Dans cette dynamique collective, les initiatives mises sur pied avec les moyens du bord ont été nombreuses. Magasins caritatifs, mise à disposition de douches, préparation de repas… Les réalisations ne manquent pas.

Un prêtre bâtisseur

L’abbé Raymond Thysman devant Notre-Dame d’Espérance | cathobel

Arrivés en octobre 1972, Nicole et Jean-Marie Millet ont un attachement particulier avec la ville. Ils se souviennent des messes célébrées dans un appartement, puis au-dessus de la poste, qui était alors un bâtiment administratif. «Le dimanche matin, le hall nous était réservé pour l’eucharistie. C’est là que notre fille aînée a été baptisée. C’était une vie communautaire, avec des bottes, sans bus ni train. Nous avions le sentiment d’appartenir à une grande famille. De belles amitiés sont nées, qui existent encore aujourd’hui.»

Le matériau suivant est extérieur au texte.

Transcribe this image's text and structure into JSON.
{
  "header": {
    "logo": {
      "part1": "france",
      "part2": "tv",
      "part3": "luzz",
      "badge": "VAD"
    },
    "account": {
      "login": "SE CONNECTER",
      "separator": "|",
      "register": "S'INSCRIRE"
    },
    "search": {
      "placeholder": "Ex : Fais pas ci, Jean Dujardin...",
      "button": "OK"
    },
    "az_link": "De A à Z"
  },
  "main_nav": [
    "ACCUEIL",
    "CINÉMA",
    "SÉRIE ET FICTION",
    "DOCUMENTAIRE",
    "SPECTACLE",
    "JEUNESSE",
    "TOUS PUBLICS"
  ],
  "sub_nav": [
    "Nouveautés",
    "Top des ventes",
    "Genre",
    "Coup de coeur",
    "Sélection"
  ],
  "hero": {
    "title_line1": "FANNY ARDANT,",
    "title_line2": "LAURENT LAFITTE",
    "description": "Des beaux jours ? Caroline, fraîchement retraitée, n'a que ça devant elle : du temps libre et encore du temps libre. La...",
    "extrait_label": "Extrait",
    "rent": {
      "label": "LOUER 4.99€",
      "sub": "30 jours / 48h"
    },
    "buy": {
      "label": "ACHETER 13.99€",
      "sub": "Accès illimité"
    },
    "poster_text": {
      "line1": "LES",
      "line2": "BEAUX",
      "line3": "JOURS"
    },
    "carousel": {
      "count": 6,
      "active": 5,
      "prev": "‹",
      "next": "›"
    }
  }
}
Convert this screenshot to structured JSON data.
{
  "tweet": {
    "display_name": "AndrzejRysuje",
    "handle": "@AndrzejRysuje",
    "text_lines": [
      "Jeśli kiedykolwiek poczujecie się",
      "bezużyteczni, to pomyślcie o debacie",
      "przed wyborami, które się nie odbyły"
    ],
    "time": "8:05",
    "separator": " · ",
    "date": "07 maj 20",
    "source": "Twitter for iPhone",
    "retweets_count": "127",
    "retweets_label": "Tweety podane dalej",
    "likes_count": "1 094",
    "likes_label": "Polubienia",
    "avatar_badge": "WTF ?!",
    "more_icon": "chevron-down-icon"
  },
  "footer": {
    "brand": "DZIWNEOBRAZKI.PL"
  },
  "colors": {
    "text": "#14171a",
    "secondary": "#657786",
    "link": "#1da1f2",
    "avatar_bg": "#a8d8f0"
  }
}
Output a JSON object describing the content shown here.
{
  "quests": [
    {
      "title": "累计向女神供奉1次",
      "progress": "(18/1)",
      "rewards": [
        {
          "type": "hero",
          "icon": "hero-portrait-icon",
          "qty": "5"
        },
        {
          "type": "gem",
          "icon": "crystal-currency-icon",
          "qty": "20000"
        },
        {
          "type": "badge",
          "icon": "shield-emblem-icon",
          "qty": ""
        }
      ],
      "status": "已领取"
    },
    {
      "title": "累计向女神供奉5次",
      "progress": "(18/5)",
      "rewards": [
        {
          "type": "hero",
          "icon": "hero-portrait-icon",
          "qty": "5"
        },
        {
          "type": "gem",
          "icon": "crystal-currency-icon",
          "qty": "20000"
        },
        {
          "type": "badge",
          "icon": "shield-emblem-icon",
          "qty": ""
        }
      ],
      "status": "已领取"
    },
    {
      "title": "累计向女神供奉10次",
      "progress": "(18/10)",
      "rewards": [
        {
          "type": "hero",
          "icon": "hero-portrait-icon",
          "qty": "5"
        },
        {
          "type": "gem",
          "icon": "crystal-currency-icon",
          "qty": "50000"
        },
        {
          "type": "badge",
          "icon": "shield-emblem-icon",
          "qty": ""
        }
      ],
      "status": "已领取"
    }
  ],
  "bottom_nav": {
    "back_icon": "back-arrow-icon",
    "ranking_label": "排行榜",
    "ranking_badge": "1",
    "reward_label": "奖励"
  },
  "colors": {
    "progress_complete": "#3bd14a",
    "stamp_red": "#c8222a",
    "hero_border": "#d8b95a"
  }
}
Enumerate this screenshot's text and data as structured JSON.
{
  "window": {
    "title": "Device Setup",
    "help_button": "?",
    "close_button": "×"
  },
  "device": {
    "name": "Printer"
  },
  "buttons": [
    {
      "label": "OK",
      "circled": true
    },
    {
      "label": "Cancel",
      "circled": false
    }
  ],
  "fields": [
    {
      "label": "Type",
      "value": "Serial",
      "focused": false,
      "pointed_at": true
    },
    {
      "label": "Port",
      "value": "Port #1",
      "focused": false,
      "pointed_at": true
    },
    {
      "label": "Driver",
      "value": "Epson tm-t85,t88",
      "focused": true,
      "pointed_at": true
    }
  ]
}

Trois édifices religieux emblématiques retiennent l’attention dans le paysage louvaniste. Et derrière les trois se trouve la détermination d’un même homme, Raymond Thysman. De retour d’Afrique après 11 ans, le cardinal Suenens m’a dit: vous tombez du ciel! Il lance en 1973, un sondage d’opinion auprès de la communauté, afin d’envisager la suite. 90% des fidèles souhaitent «un lieu d’existence» autonome. Ce sera st le coup d’envoi de la chapelle de la Source.

La chapelle de la Source

Erigée place des Wallons entre 1975 et 1977, la chapelle de la Source a vu son gros-œuvre réalisé par une entreprise de construction, tandis que «l’achèvement est une œuvre collective. Etudiants, habitants, commerçants ont installé le chauffage, l’électricité, le plafond en bois… Derrière le mur circulaire, les chrétiens ont inscrit leur prénom sur une pierre, en tant que chrétiens fondateurs. Ce qui était important, c’était de nouer une communauté vivante la plus proche de l’Evangile et dans l’esprit de Vatican II», se souvient Raymond Thysman. Elle avait pour nom «Les amis de la Communion de Louvain-la-Neuve». Un lieu d’habitation y était même indissociable du lieu de culte, pour nouer davantage encore les liens.

L’église Saint-François 

Deuxième construction historique et première en ordre de capacité avec ses 700 places, l’église Saint-François a été consacrée le 7 octobre 1984, par le cardinal Danneels. «Une fois de plus, il a fallu mendier», raconte l’abbé Thysman. «Nous avons écrit des centaines de lettres aux membres de la communauté universitaire et aux anciens. L’argument était qu’il était anormal que, dans une ville créée à l’initiative de l’Université catholique de Louvain, on n’ait pas une église significative. Nous avons progressivement rassemblé des fonds et nous avons aussi reçu l’aide du diocèse, par l’intermédiaire du fonds Domus dei. La communauté a été impliquée à différentes étapes, comme lors de la pose de la première pierre…»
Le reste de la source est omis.